In his Philadelphia Inquirer column, Will Bunch writes, “Who’s behind those vile, right-wing political TV ads during the baseball playoffs?” highlighting Stephen Miller’s association with the organization “Citizens for Sanity,” which has been running noxious ads with lurid depictions of crime and violence. Bunch writes:

“Every few innings, the dark, grainy TV spots — with a flood of unsettling images of urban crime and civic unrest, or large migrant caravans streaming toward the U.S. border — broke up the stream of otherwise cheerful spots for iPhones or car insurance. One says ‘illegal immigration is draining our paychecks, wrecking our schools, ruining our hospitals and threatening your family’ — blaming President Biden, and telling Democrats to ‘stop hurting our children,’ against an ominous, empty playground swing. The crime spot blames liberals for a wave of ‘violence, bloodshed and death’ as men with machine guns roam an urban wasteland. You won’t be shocked to learn that the ads are deliberately dishonest …

…The required tagline lists the sponsor as a new group calling itself Citizens for Sanity.

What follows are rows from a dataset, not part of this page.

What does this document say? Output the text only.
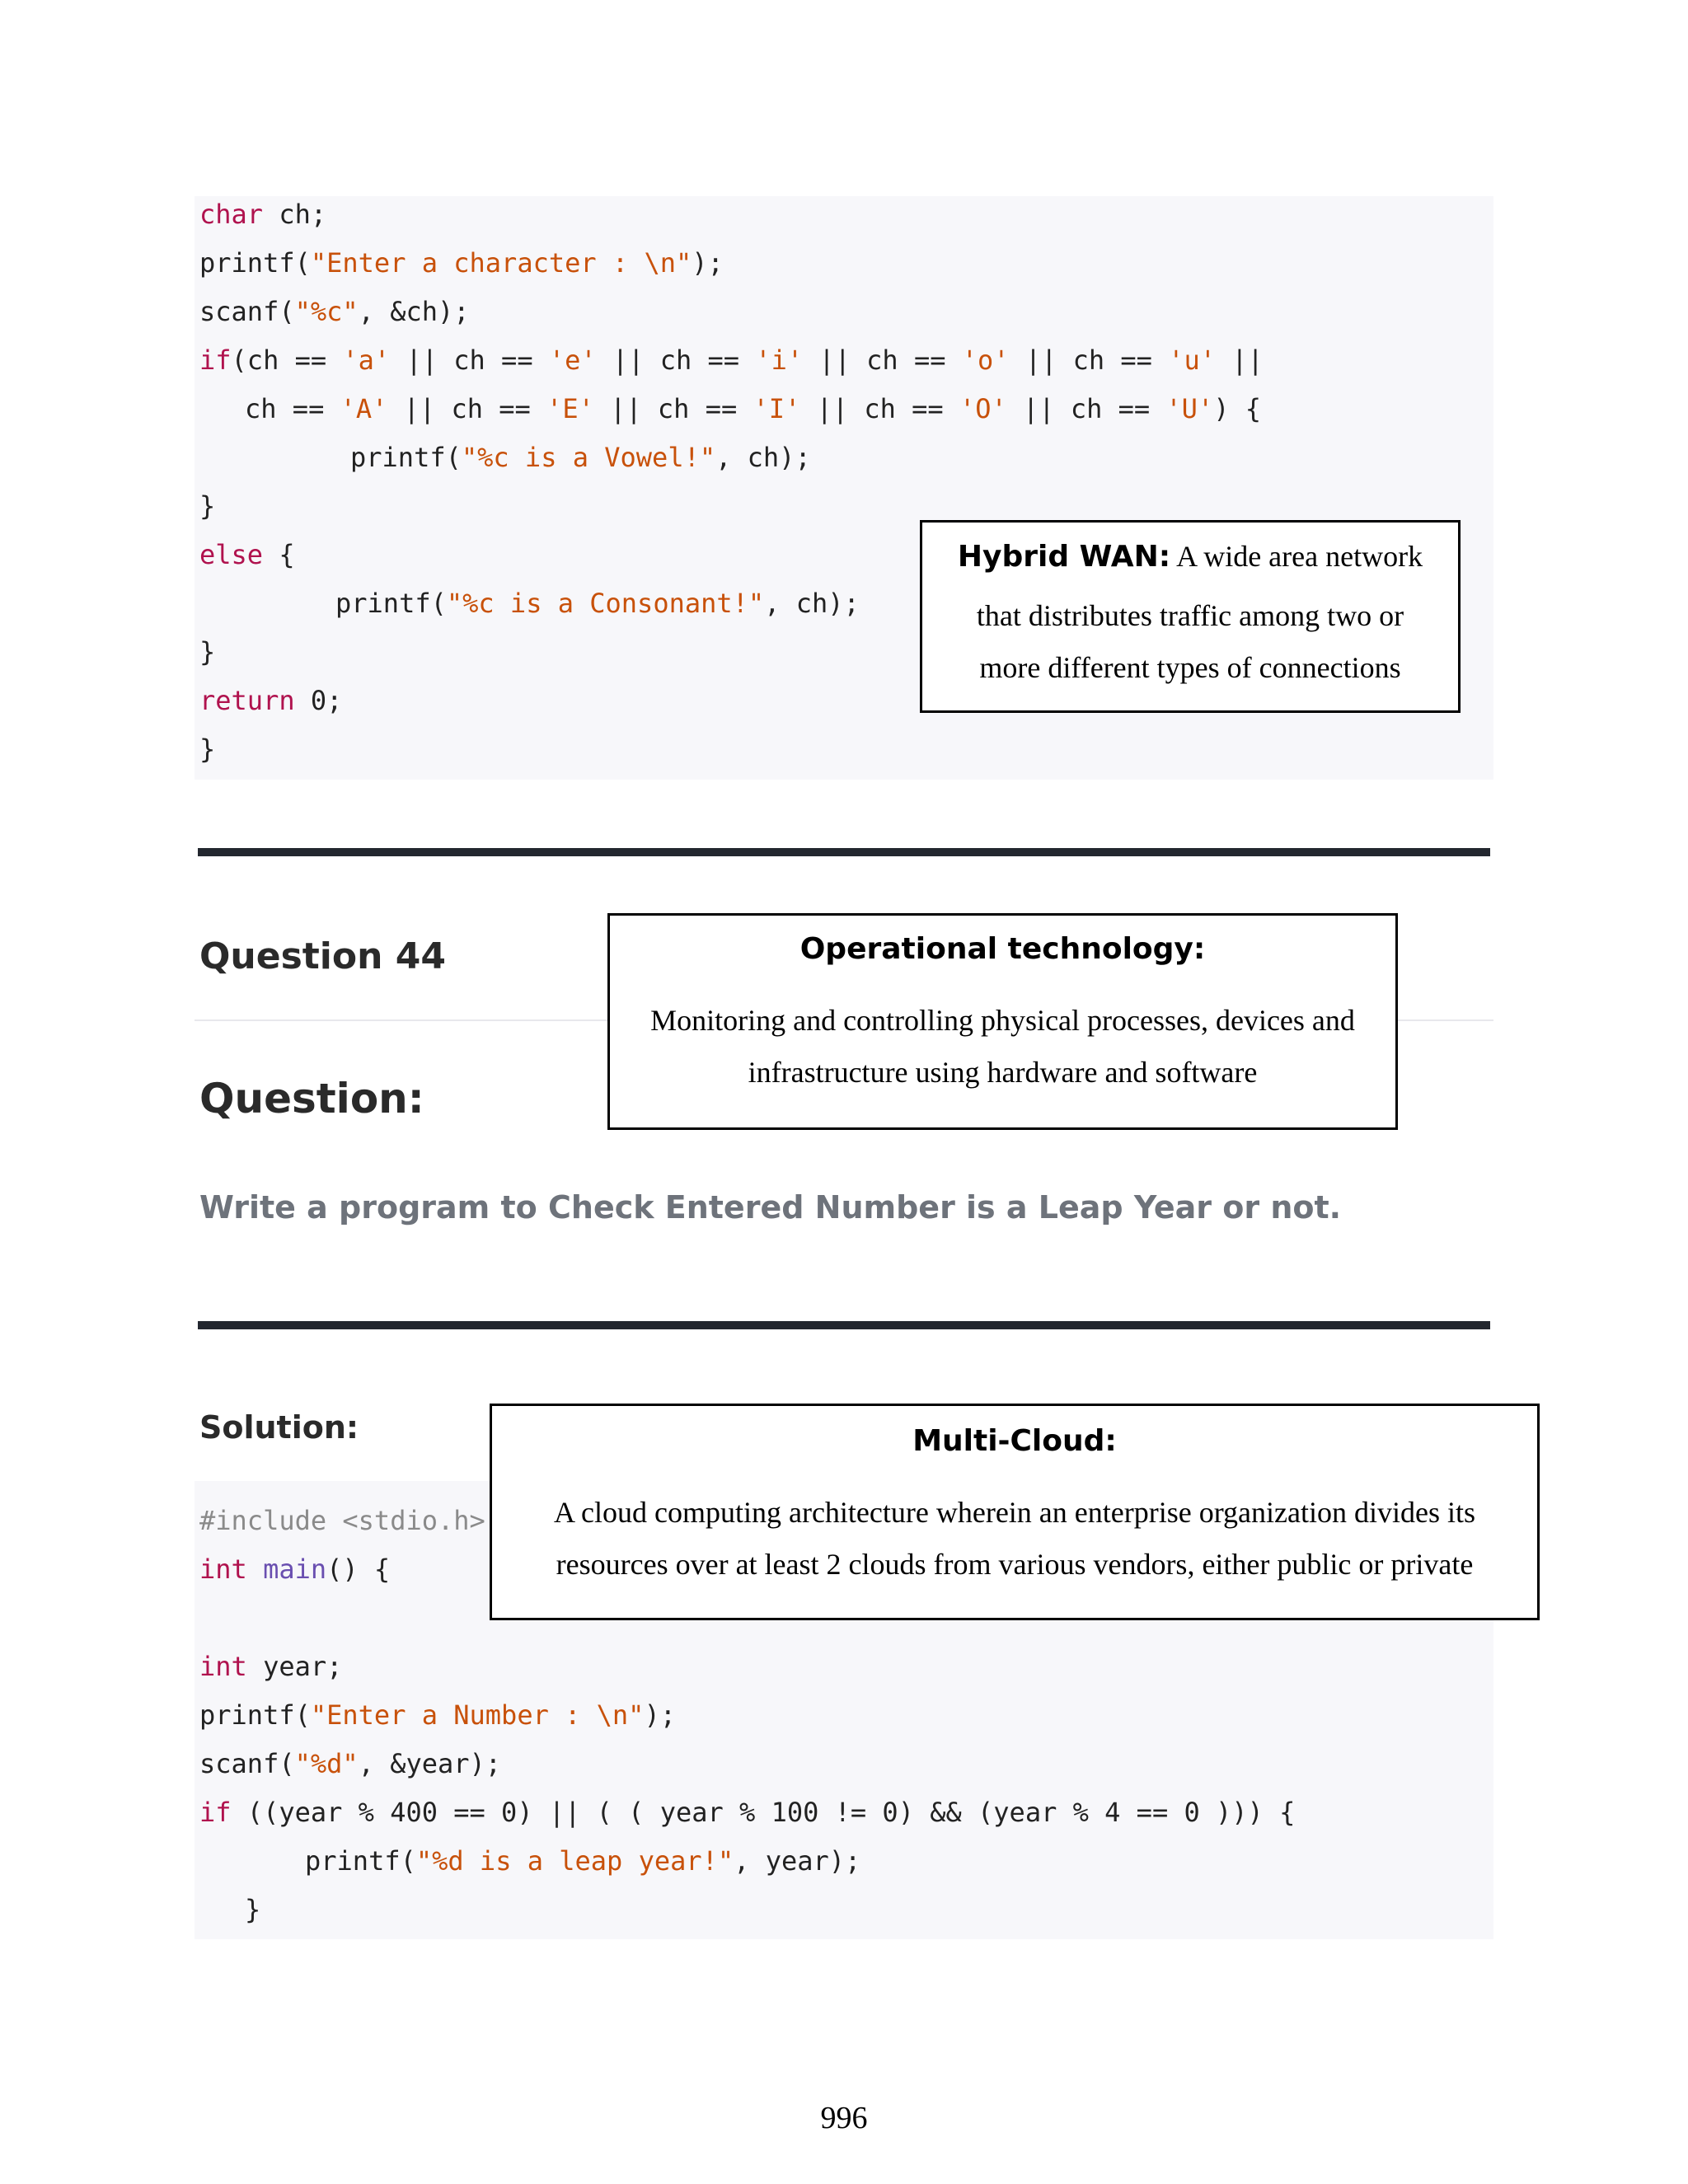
char ch;
printf("Enter a character : \n");
scanf("%c", &ch);
if(ch == 'a' || ch == 'e' || ch == 'i' || ch == 'o' || ch == 'u' ||
ch == 'A' || ch == 'E' || ch == 'I' || ch == 'O' || ch == 'U') {
printf("%c is a Vowel!", ch);
}
else {
printf("%c is a Consonant!", ch);
}
return 0;
}
Hybrid WAN: A wide area network
that distributes traffic among two or
more different types of connections
Question 44
Question:
Operational technology:
Monitoring and controlling physical processes, devices and
infrastructure using hardware and software
Write a program to Check Entered Number is a Leap Year or not.
Solution:
#include <stdio.h>
int main() {
int year;
printf("Enter a Number : \n");
scanf("%d", &year);
if ((year % 400 == 0) || ( ( year % 100 != 0) && (year % 4 == 0 ))) {
printf("%d is a leap year!", year);
}
Multi-Cloud:
A cloud computing architecture wherein an enterprise organization divides its
resources over at least 2 clouds from various vendors, either public or private
996
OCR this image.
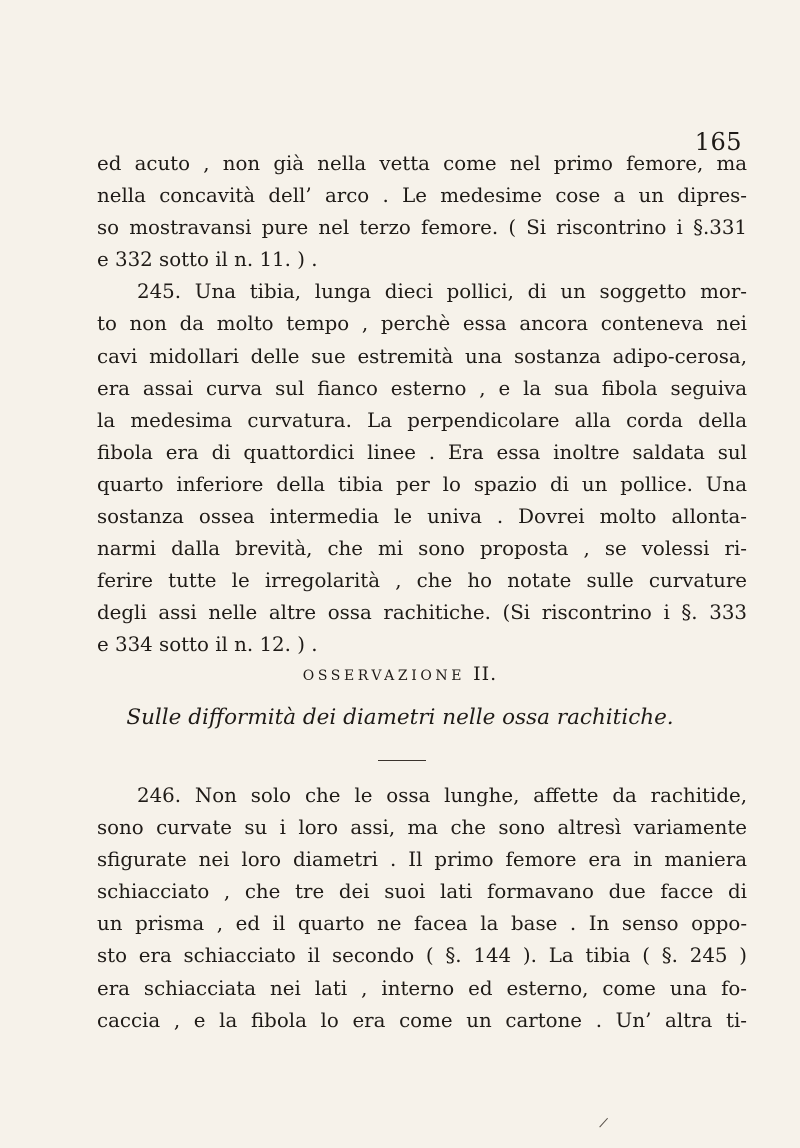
165
ed acuto , non già nella vetta come nel primo femore, ma
nella concavità dell’ arco . Le medesime cose a un dipres-
so mostravansi pure nel terzo femore. ( Si riscontrino i §.331
e 332 sotto il n. 11. ) .
245. Una tibia, lunga dieci pollici, di un soggetto mor-
to non da molto tempo , perchè essa ancora conteneva nei
cavi midollari delle sue estremità una sostanza adipo-cerosa,
era assai curva sul fianco esterno , e la sua fibola seguiva
la medesima curvatura. La perpendicolare alla corda della
fibola era di quattordici linee . Era essa inoltre saldata sul
quarto inferiore della tibia per lo spazio di un pollice. Una
sostanza ossea intermedia le univa . Dovrei molto allonta-
narmi dalla brevità, che mi sono proposta , se volessi ri-
ferire tutte le irregolarità , che ho notate sulle curvature
degli assi nelle altre ossa rachitiche. (Si riscontrino i §. 333
e 334 sotto il n. 12. ) .
OSSERVAZIONE II.
Sulle difformità dei diametri nelle ossa rachitiche.
246. Non solo che le ossa lunghe, affette da rachitide,
sono curvate su i loro assi, ma che sono altresì variamente
sfigurate nei loro diametri . Il primo femore era in maniera
schiacciato , che tre dei suoi lati formavano due facce di
un prisma , ed il quarto ne facea la base . In senso oppo-
sto era schiacciato il secondo ( §. 144 ). La tibia ( §. 245 )
era schiacciata nei lati , interno ed esterno, come una fo-
caccia , e la fibola lo era come un cartone . Un’ altra ti-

On one level, thanks to some excellent research by the campaign-finance watchdog Open Secrets, we know a lot about who these Citizens for Sanity are: the very worst, xenophobic remnants of Team Trump, offering America not just a new low for the 2022 midterms but a sneak preview of the nightmare that the 45th president’s 2024 comeback crusade is likely to be.

Open Secrets reports a close overlap between the trustees of Citizens for Sanity — as identified to the Federal Communications Commission, or FCC — and the pro-Trump America First Legal Foundation, which is spearheaded by Stephen Miller, the former Trump White House official behind harsh immigration policies such as family separation at the southern border.”

According to Zachary Mueller, Political Director for America’s Voice:

“To a deeply disturbing degree, Republicans are relying on nativist lies and white nationalist conspiracies as a core part of their midterm closing argument, while the remainder of the GOP, including its leadership, languishes in complicit silence.

Notably, the men instrumental in family separation are now trying to be Lee Atwater for the social media era, walking right up to the line of explicit racist appeals to voters. As part of our ongoing GOP ad tracking project and its ad database, we upload ads we encounter to YouTube so that they are archived if campaigns take them down. It’s a sign of the GOP times that YouTube’s content moderators flagged one of the latest Stephen Miller-allied ads we attempted to post as violating its standards for violent or graphic imagery.

Unfortunately, the murders in Buffalo, Pittsburgh, El Paso and the recent migrant shootings in West Texas and another plot to kill migrants uncovered in Missouri offer real world examples of why the embrace and mainstreaming of these lies and this hatred is so dangerous. Regardless of the political efficacy of these GOP tactics, they court violent bigotry throughout the nation and are a corrosive acid to the promise of a multi-racial democracy.”